Human-Guided Complexity-Controlled Abstractions
This addresses the issue of poor generalization in neural networks for rapid model finetuning, leveraging human insight, but it is incremental as it builds on existing abstraction and complexity control methods.
The paper tackles the problem of neural networks learning task-specific latent representations that fail to generalize, by training models to generate a spectrum of discrete representations with controlled complexity. The results show that tuning representation complexity to a task-appropriate level supports the highest finetuning performance with only a small number of labeled examples, and users can identify this level using visualizations.
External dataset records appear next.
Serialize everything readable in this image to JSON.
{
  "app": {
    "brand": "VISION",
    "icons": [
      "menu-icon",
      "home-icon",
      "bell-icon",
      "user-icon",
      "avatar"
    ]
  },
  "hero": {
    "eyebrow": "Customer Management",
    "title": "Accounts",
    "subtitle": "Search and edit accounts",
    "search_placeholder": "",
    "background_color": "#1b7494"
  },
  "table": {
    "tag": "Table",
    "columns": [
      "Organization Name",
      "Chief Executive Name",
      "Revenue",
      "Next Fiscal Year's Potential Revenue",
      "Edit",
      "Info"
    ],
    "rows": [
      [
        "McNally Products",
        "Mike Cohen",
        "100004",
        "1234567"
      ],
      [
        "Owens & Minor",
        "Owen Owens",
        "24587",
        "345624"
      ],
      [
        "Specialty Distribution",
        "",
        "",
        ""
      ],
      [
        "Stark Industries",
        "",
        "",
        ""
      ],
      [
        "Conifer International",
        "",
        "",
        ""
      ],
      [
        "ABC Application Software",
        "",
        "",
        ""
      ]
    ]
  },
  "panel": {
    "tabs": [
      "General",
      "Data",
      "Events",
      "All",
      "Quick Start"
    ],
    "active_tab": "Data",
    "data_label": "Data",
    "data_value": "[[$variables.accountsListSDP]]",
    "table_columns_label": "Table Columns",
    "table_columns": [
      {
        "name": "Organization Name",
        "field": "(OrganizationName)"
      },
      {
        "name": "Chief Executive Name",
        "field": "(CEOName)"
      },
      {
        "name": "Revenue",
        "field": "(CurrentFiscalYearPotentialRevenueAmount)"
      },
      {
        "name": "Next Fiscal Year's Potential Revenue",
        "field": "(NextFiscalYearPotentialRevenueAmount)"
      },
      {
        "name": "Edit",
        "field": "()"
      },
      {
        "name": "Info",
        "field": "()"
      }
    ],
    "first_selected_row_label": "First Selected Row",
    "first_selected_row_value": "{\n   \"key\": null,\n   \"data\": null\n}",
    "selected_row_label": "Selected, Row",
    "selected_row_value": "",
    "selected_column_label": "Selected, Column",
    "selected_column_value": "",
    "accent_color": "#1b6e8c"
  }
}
Neural networks often learn task-specific latent representations that fail to generalize to novel settings or tasks. Conversely, humans learn discrete representations (i.e., concepts or words) at a variety of abstraction levels (e.g., "bird" vs. "sparrow") and deploy the appropriate abstraction based on task. Inspired by this, we train neural models to generate a spectrum of discrete representations, and control the complexity of the representations (roughly, how many bits are allocated for encoding inputs) by tuning the entropy of the distribution over representations. In finetuning experiments, using only a small number of labeled examples for a new task, we show that (1) tuning the representation to a task-appropriate complexity level supports the highest finetuning performance, and (2) in a human-participant study, users were able to identify the appropriate complexity level for a downstream task using visualizations of discrete representations. Our results indicate a promising direction for rapid model finetuning by leveraging human insight.